Remember high school? TURNO students do positive work

Fourteen years ago this month, my mother, brother and I migrated to Oregon to be reunited with my father.

As a young immigrant, I remember going to high school and how horrible it was to consistently try to figure out the culture and language. As a teenager I would get out of school and, like most of my fellow new immigrants, we would spend our time trying to find signs of belonging.

I was fortunate enough to have the immigrant rights movement find me, and through activism I was shaped into the leader I am today. It was 11 years ago when I knocked on that first door for an issue that mattered to me.

Back then, the fighting and canvassing was for an immigration reform; it frustrates and saddens me that after so many years, we still have not had any immigration reform.

However, in 2015, the youth of Woodburn have access to many more resources than the ones I had when I was a high school student. They have a welcoming place at the CAPACES Leadership Institute. The 2014-15 RE-TURNO cohort has met for 39 weeks and together they have pushed each other to connect their values and ideals with social justice. The students have also encouraged each other to pursue higher education.

In April, seven of the TURNistas were given the opportunity to travel to New York City. Together we visited our partner organization, Make the Road New York, to find out what Oregon and New York have in common in terms of the movement. What they were able to learn in the five days they were there was that the most valuable asset the two places share is leadership. The students came back embracing their leadership abilities and using them to take action about issues that matter to them.
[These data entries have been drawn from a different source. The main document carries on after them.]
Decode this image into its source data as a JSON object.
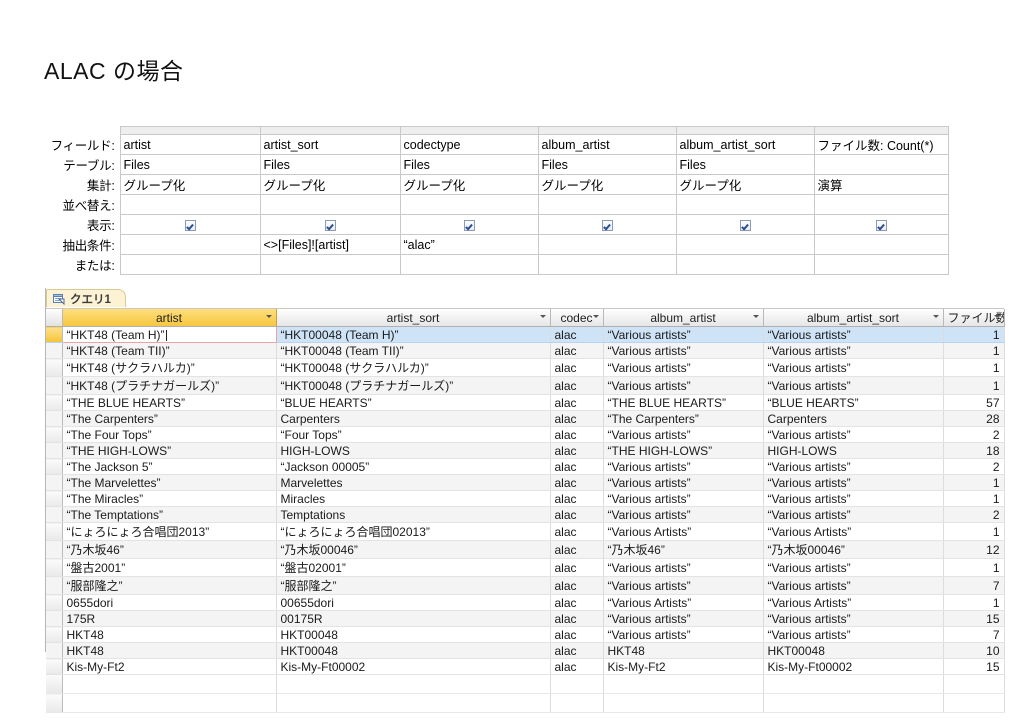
{
  "slide": {
    "title": "ALAC の場合"
  },
  "design_grid": {
    "row_labels": [
      "フィールド:",
      "テーブル:",
      "集計:",
      "並べ替え:",
      "表示:",
      "抽出条件:",
      "または:"
    ],
    "columns": [
      {
        "field": "artist",
        "table": "Files",
        "total": "グループ化",
        "sort": "",
        "show": true,
        "criteria": "",
        "or": ""
      },
      {
        "field": "artist_sort",
        "table": "Files",
        "total": "グループ化",
        "sort": "",
        "show": true,
        "criteria": "<>[Files]![artist]",
        "or": ""
      },
      {
        "field": "codectype",
        "table": "Files",
        "total": "グループ化",
        "sort": "",
        "show": true,
        "criteria": "“alac”",
        "or": ""
      },
      {
        "field": "album_artist",
        "table": "Files",
        "total": "グループ化",
        "sort": "",
        "show": true,
        "criteria": "",
        "or": ""
      },
      {
        "field": "album_artist_sort",
        "table": "Files",
        "total": "グループ化",
        "sort": "",
        "show": true,
        "criteria": "",
        "or": ""
      },
      {
        "field": "ファイル数: Count(*)",
        "table": "",
        "total": "演算",
        "sort": "",
        "show": true,
        "criteria": "",
        "or": ""
      }
    ]
  },
  "datasheet": {
    "tab_label": "クエリ1",
    "tab_icon": "query-icon",
    "columns": [
      {
        "label": "artist",
        "selected": true
      },
      {
        "label": "artist_sort",
        "selected": false
      },
      {
        "label": "codec",
        "selected": false
      },
      {
        "label": "album_artist",
        "selected": false
      },
      {
        "label": "album_artist_sort",
        "selected": false
      },
      {
        "label": "ファイル数",
        "selected": false
      }
    ],
    "rows": [
      {
        "artist": "“HKT48 (Team H)”",
        "artist_sort": "“HKT00048 (Team H)”",
        "codec": "alac",
        "album_artist": "“Various artists”",
        "album_artist_sort": "“Various artists”",
        "count": "1"
      },
      {
        "artist": "“HKT48 (Team TII)”",
        "artist_sort": "“HKT00048 (Team TII)”",
        "codec": "alac",
        "album_artist": "“Various artists”",
        "album_artist_sort": "“Various artists”",
        "count": "1"
      },
      {
        "artist": "“HKT48 (サクラハルカ)”",
        "artist_sort": "“HKT00048 (サクラハルカ)”",
        "codec": "alac",
        "album_artist": "“Various artists”",
        "album_artist_sort": "“Various artists”",
        "count": "1"
      },
      {
        "artist": "“HKT48 (プラチナガールズ)”",
        "artist_sort": "“HKT00048 (プラチナガールズ)”",
        "codec": "alac",
        "album_artist": "“Various artists”",
        "album_artist_sort": "“Various artists”",
        "count": "1"
      },
      {
        "artist": "“THE BLUE HEARTS”",
        "artist_sort": "“BLUE HEARTS”",
        "codec": "alac",
        "album_artist": "“THE BLUE HEARTS”",
        "album_artist_sort": "“BLUE HEARTS”",
        "count": "57"
      },
      {
        "artist": "“The Carpenters”",
        "artist_sort": "Carpenters",
        "codec": "alac",
        "album_artist": "“The Carpenters”",
        "album_artist_sort": "Carpenters",
        "count": "28"
      },
      {
        "artist": "“The Four Tops”",
        "artist_sort": "“Four Tops”",
        "codec": "alac",
        "album_artist": "“Various artists”",
        "album_artist_sort": "“Various artists”",
        "count": "2"
      },
      {
        "artist": "“THE HIGH-LOWS”",
        "artist_sort": "HIGH-LOWS",
        "codec": "alac",
        "album_artist": "“THE HIGH-LOWS”",
        "album_artist_sort": "HIGH-LOWS",
        "count": "18"
      },
      {
        "artist": "“The Jackson 5”",
        "artist_sort": "“Jackson 00005”",
        "codec": "alac",
        "album_artist": "“Various artists”",
        "album_artist_sort": "“Various artists”",
        "count": "2"
      },
      {
        "artist": "“The Marvelettes”",
        "artist_sort": "Marvelettes",
        "codec": "alac",
        "album_artist": "“Various artists”",
        "album_artist_sort": "“Various artists”",
        "count": "1"
      },
      {
        "artist": "“The Miracles”",
        "artist_sort": "Miracles",
        "codec": "alac",
        "album_artist": "“Various artists”",
        "album_artist_sort": "“Various artists”",
        "count": "1"
      },
      {
        "artist": "“The Temptations”",
        "artist_sort": "Temptations",
        "codec": "alac",
        "album_artist": "“Various artists”",
        "album_artist_sort": "“Various artists”",
        "count": "2"
      },
      {
        "artist": "“にょろにょろ合唱団2013”",
        "artist_sort": "“にょろにょろ合唱団02013”",
        "codec": "alac",
        "album_artist": "“Various Artists”",
        "album_artist_sort": "“Various Artists”",
        "count": "1"
      },
      {
        "artist": "“乃木坂46”",
        "artist_sort": "“乃木坂00046”",
        "codec": "alac",
        "album_artist": "“乃木坂46”",
        "album_artist_sort": "“乃木坂00046”",
        "count": "12"
      },
      {
        "artist": "“盤古2001”",
        "artist_sort": "“盤古02001”",
        "codec": "alac",
        "album_artist": "“Various artists”",
        "album_artist_sort": "“Various artists”",
        "count": "1"
      },
      {
        "artist": "“服部隆之”",
        "artist_sort": "“服部隆之”",
        "codec": "alac",
        "album_artist": "“Various artists”",
        "album_artist_sort": "“Various artists”",
        "count": "7"
      },
      {
        "artist": "0655dori",
        "artist_sort": "00655dori",
        "codec": "alac",
        "album_artist": "“Various Artists”",
        "album_artist_sort": "“Various Artists”",
        "count": "1"
      },
      {
        "artist": "175R",
        "artist_sort": "00175R",
        "codec": "alac",
        "album_artist": "“Various artists”",
        "album_artist_sort": "“Various artists”",
        "count": "15"
      },
      {
        "artist": "HKT48",
        "artist_sort": "HKT00048",
        "codec": "alac",
        "album_artist": "“Various artists”",
        "album_artist_sort": "“Various artists”",
        "count": "7"
      },
      {
        "artist": "HKT48",
        "artist_sort": "HKT00048",
        "codec": "alac",
        "album_artist": "HKT48",
        "album_artist_sort": "HKT00048",
        "count": "10"
      },
      {
        "artist": "Kis-My-Ft2",
        "artist_sort": "Kis-My-Ft00002",
        "codec": "alac",
        "album_artist": "Kis-My-Ft2",
        "album_artist_sort": "Kis-My-Ft00002",
        "count": "15"
      }
    ],
    "selected_row_index": 0,
    "editing_cell": "artist"
  },
  "colors": {
    "selection_blue": "#cfe3f7",
    "selected_column_header": "#f6c63f",
    "tab_background": "#fdf2d3",
    "grid_line": "#dcdcdc"
  }
}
Last month there was a bond measure on the ballot that would positively impact the Woodburn School District if it passed. In the last few weeks leading to the election, these young leaders met at CAPACES after school and worked on their homework before heading out to knock on doors and inform their community about the importance of this measure.
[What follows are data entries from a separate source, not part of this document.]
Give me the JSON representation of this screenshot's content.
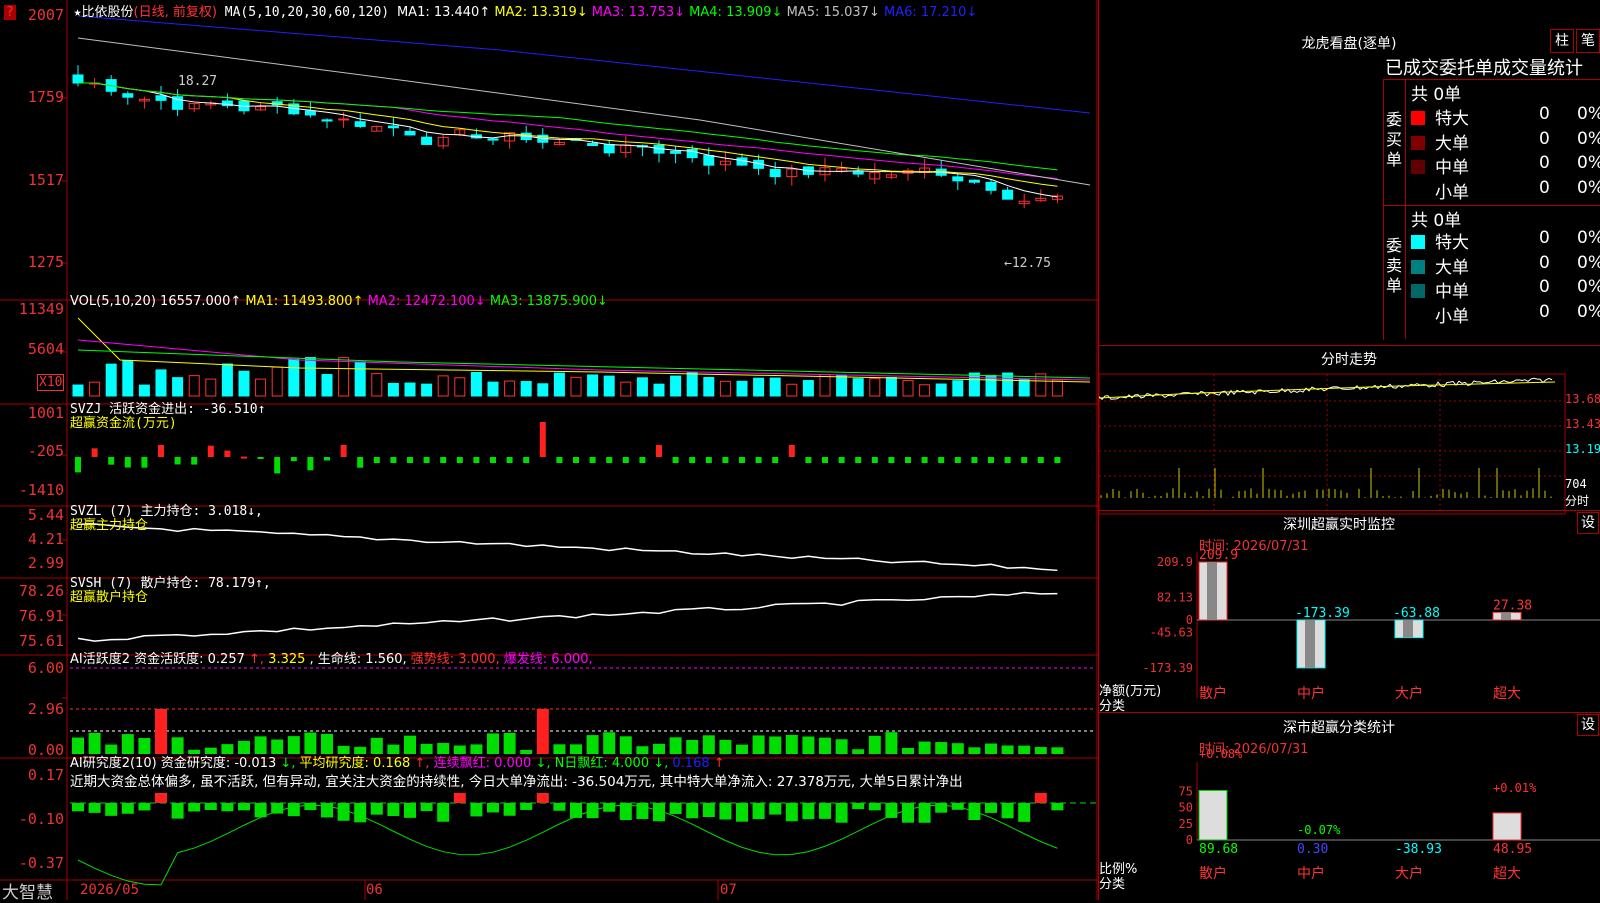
{
  "header": {
    "star": "★",
    "name": "比依股份",
    "period": "(日线, 前复权)",
    "ma_label": "MA(5,10,20,30,60,120)",
    "ma": [
      {
        "text": "MA1: 13.440↑",
        "color": "#ffffff"
      },
      {
        "text": "MA2: 13.319↓",
        "color": "#ffff00"
      },
      {
        "text": "MA3: 13.753↓",
        "color": "#ff00ff"
      },
      {
        "text": "MA4: 13.909↓",
        "color": "#00ff00"
      },
      {
        "text": "MA5: 15.037↓",
        "color": "#c0c0c0"
      },
      {
        "text": "MA6: 17.210↓",
        "color": "#2020ff"
      }
    ],
    "left_marker": "?"
  },
  "price_axis": [
    "2007",
    "1759",
    "1517",
    "1275"
  ],
  "price_annotations": {
    "high": "18.27",
    "low": "←12.75"
  },
  "vol": {
    "axis": [
      "11349",
      "5604",
      "X10"
    ],
    "head": [
      {
        "text": "VOL(5,10,20)",
        "color": "#ffffff"
      },
      {
        "text": "16557.000↑",
        "color": "#ffffff"
      },
      {
        "text": "MA1: 11493.800↑",
        "color": "#ffff00"
      },
      {
        "text": "MA2: 12472.100↓",
        "color": "#ff00ff"
      },
      {
        "text": "MA3: 13875.900↓",
        "color": "#00ff00"
      }
    ]
  },
  "svzj": {
    "axis": [
      "1001",
      "-205",
      "-1410"
    ],
    "head": "SVZJ  活跃资金进出: -36.510↑",
    "sub": "超赢资金流(万元)"
  },
  "svzl": {
    "axis": [
      "5.44",
      "4.21",
      "2.99"
    ],
    "head": "SVZL (7) 主力持仓: 3.018↓,",
    "sub": "超赢主力持仓"
  },
  "svsh": {
    "axis": [
      "78.26",
      "76.91",
      "75.61"
    ],
    "head": "SVSH (7) 散户持仓: 78.179↑,",
    "sub": "超赢散户持仓"
  },
  "ai1": {
    "axis": [
      "6.00",
      "2.96",
      "0.00"
    ],
    "head": [
      {
        "text": "AI活跃度2 资金活跃度: 0.257",
        "color": "#ffffff"
      },
      {
        "text": "↑, ",
        "color": "#ff3333"
      },
      {
        "text": "3.325",
        "color": "#ffff00"
      },
      {
        "text": ", 生命线: 1.560,",
        "color": "#ffffff"
      },
      {
        "text": " 强势线: 3.000,",
        "color": "#ff3333"
      },
      {
        "text": " 爆发线: 6.000,",
        "color": "#ff00ff"
      }
    ]
  },
  "ai2": {
    "axis": [
      "0.17",
      "-0.10",
      "-0.37"
    ],
    "head": [
      {
        "text": "AI研究度2(10) 资金研究度: -0.013",
        "color": "#ffffff"
      },
      {
        "text": "↓, ",
        "color": "#00ff00"
      },
      {
        "text": "平均研究度: 0.168",
        "color": "#ffff00"
      },
      {
        "text": "↑, ",
        "color": "#ff3333"
      },
      {
        "text": "连续飘红: 0.000",
        "color": "#ff00ff"
      },
      {
        "text": "↓, ",
        "color": "#00ff00"
      },
      {
        "text": "N日飘红: 4.000",
        "color": "#00ff00"
      },
      {
        "text": "↓, ",
        "color": "#00ff00"
      },
      {
        "text": "0.168",
        "color": "#2020ff"
      },
      {
        "text": "↑",
        "color": "#ff3333"
      }
    ],
    "comment": "近期大资金总体偏多, 虽不活跃, 但有异动, 宜关注大资金的持续性, 今日大单净流出: -36.504万元, 其中特大单净流入: 27.378万元, 大单5日累计净出"
  },
  "bottom": {
    "brand": "大智慧",
    "dates": [
      "2026/05",
      "06",
      "07"
    ]
  },
  "right": {
    "lhb_title": "龙虎看盘(逐单)",
    "tab1": "柱",
    "tab2": "笔",
    "stat_title": "已成交委托单成交量统计",
    "buy_label": "委买单",
    "sell_label": "委卖单",
    "buy_total": "共 0单",
    "sell_total": "共 0单",
    "buy_rows": [
      {
        "label": "特大",
        "count": "0",
        "pct": "0%",
        "color": "#ff0000"
      },
      {
        "label": "大单",
        "count": "0",
        "pct": "0%",
        "color": "#800000"
      },
      {
        "label": "中单",
        "count": "0",
        "pct": "0%",
        "color": "#600000"
      },
      {
        "label": "小单",
        "count": "0",
        "pct": "0%",
        "color": "#000000"
      }
    ],
    "sell_rows": [
      {
        "label": "特大",
        "count": "0",
        "pct": "0%",
        "color": "#00ffff"
      },
      {
        "label": "大单",
        "count": "0",
        "pct": "0%",
        "color": "#008080"
      },
      {
        "label": "中单",
        "count": "0",
        "pct": "0%",
        "color": "#006868"
      },
      {
        "label": "小单",
        "count": "0",
        "pct": "0%",
        "color": "#000000"
      }
    ],
    "fs_title": "分时走势",
    "fs_axis": [
      "13.68",
      "13.43",
      "13.19",
      "704",
      "分时"
    ],
    "mon_title": "深圳超赢实时监控",
    "mon_btn": "设",
    "mon_time": "时间: 2026/07/31",
    "mon_axis": [
      "209.9",
      "82.13",
      "0",
      "-45.63",
      "-173.39"
    ],
    "mon_vals": [
      "209.9",
      "-173.39",
      "-63.88",
      "27.38"
    ],
    "mon_side": [
      "净额(万元)",
      "分类"
    ],
    "mon_cats": [
      "散户",
      "中户",
      "大户",
      "超大"
    ],
    "cls_title": "深市超赢分类统计",
    "cls_btn": "设",
    "cls_time": "时间: 2026/07/31",
    "cls_axis": [
      "75",
      "50",
      "25",
      "0"
    ],
    "cls_top": [
      "+0.08%",
      "-0.07%",
      "+0.01%"
    ],
    "cls_vals": [
      "89.68",
      "0.30",
      "-38.93",
      "48.95"
    ],
    "cls_side": [
      "比例%",
      "分类"
    ],
    "cls_cats": [
      "散户",
      "中户",
      "大户",
      "超大"
    ]
  }
}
“¿Se Puede? ¡Así Se Puede!” (Can we??Yes we can!) Those were the words our youth chanted as they celebrated the victory of the bond measure last Tuesday, May 19.

Now our youth are acting like community leaders at a much younger age than I ever did.

Although Oregon suffered a defeat with Measure 88 back in November, the Woodburn youth continued their work with other issues.

Their perseverance and commitment to the movement has kept them working hard against all odds.

Some of these students will soon be stepping into institutions of higher education and potentially leaving our beloved town of Woodburn.

In a week, CAPACES will host an event to celebrate the end of the school year and the victories that came with it.

We hope this celebration will also remind them that CAPACES Leadership Institute is not the place where leaders are created but it is a place where leaders gather and grow together.